Jornalismo da TV Globo desaba no Nepal
O jornalismo da TV Globo, representado em primeiro lugar pelo seu maior símbolo, o Jornal Nacional, protagonizou nesta segunda-feira (27) um contundente exemplo de tudo o que não se deve fazer em uma cobertura jornalística.
Publicado 28/04/2015 20:05
Katmandu, capital do Nepal, está em ruínas. Desde o terremoto do último sábado (25), que foi seguido por uma série de cem réplicas sísmicas, mais de 4 mil pessoas morreram e ainda não se calculou de forma confiável o número de feridos e desabrigados.
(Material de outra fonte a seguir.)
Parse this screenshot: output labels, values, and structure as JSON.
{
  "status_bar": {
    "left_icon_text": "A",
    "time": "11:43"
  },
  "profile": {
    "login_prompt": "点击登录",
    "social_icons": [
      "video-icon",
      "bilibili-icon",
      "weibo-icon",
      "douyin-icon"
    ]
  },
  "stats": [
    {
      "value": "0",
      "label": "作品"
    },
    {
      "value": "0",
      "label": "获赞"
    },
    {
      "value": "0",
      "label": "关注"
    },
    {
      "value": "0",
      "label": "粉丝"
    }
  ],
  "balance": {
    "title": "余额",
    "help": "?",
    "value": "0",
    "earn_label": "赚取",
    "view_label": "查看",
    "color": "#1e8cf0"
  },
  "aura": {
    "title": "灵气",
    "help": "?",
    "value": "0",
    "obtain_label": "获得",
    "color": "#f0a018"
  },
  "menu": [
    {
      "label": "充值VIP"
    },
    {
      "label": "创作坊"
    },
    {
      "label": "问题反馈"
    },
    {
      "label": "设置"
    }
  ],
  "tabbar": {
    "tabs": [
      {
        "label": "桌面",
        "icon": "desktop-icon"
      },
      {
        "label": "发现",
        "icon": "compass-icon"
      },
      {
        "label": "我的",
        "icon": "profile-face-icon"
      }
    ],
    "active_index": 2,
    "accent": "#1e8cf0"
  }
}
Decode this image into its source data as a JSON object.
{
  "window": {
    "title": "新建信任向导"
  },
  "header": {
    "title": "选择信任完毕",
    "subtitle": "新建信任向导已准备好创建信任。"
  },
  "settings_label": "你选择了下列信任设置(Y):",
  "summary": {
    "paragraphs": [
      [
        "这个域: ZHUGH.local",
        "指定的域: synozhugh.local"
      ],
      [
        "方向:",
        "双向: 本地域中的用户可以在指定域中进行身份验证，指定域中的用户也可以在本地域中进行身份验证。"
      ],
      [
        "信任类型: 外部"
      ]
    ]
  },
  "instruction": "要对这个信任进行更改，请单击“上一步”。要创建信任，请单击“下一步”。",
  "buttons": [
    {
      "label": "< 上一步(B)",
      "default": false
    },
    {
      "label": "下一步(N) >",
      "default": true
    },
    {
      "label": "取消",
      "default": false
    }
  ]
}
A TV Globo, por coincidência, estava com oito profissionais (repórteres, editores, cinegrafista, produtores executivos) do programa Planeta Extremo, no centro da tragédia. Nesta segunda-feira (27), foi anunciada a entrada ao vivo no Jornal Nacional desta equipe, direto de Katmandu. Sem sair do pátio do hotel em que estavam hospedados, sem uma imagem externa, sem nenhum nepalês entrevistado, os repórteres Carol Barcellos e Clayton Conservani se auto entrevistaram e foram entrevistados durante alguns minutos por William Bonner e Renata Vasconcellos.
Tudo, menos jornalismo
Vale a pena assistir a esta aula de como não se deve fazer jornalismo. Bonner adota um tom paternalista ao se dirigir à dupla: "A gente sabe o que vocês estão passando”. Bonner também destaca que no dia anterior notou a “voz abalada do Clayton” que, prevenido, comprou 100 garrafas de água, apesar de no hotel em que está hospedada a equipe a água não ter faltado pois o repórter relata que, mesmo com o temor de novos abalos, tinha subido ao quarto naquela noite para dormir e tomar banho. Renata Vasconcelos faz uma pergunta absolutamente imprescindível: “Como vocês estão lidando com o medo de novos tremores”? Não estamos cobrando aqui um ilusório distanciamento do jornalista em relação aos fatos. O jornalista não deixa de direta ou indiretamente, afetar e ser afetado pelos fatos. O problema é quando o fato é relegado a um segundo plano e o jornalista assume a cena principal. Aí é álbum de família. É registro de excursão de amigos. Pode ser tudo, menos jornalismo.
Exemplo oposto
Nossa crítica, é bom ressaltar, não é direcionada diretamente à equipe – que, no entanto, não está totalmente isenta dela – mas principalmente à linha editorial do jornalismo da família Marinho, cada vez mais autorreferente e baluartista. Vamos a um exemplo oposto. Vejam esta famosa foto ao lado. Retrata, como se sabe, crianças vietnamitas fugindo em 1972 de um ataque de Napalm das tropas americanas durante a Guerra do Vietnã. Ao centro, a garota Kim Phuc corre nua, pois suas roupas pegaram fogo. Ela foi salva pelo autor da foto, Nick Ut que, segundo testemunhou anos depois a sobrevivente, a levou junto com outras crianças para um hospital e “assim que ele nos deixou lá, foi para uma sala escura revelar as fotos”. Neste caso o repórter registrou o fato, não adotou uma postura de distanciamento desumano e cumpriu seu dever profissional sem assumir a cena principal. Deixo ao leitor a tarefa de imaginar o que faria uma equipe da Globo nas mesmas circunstâncias.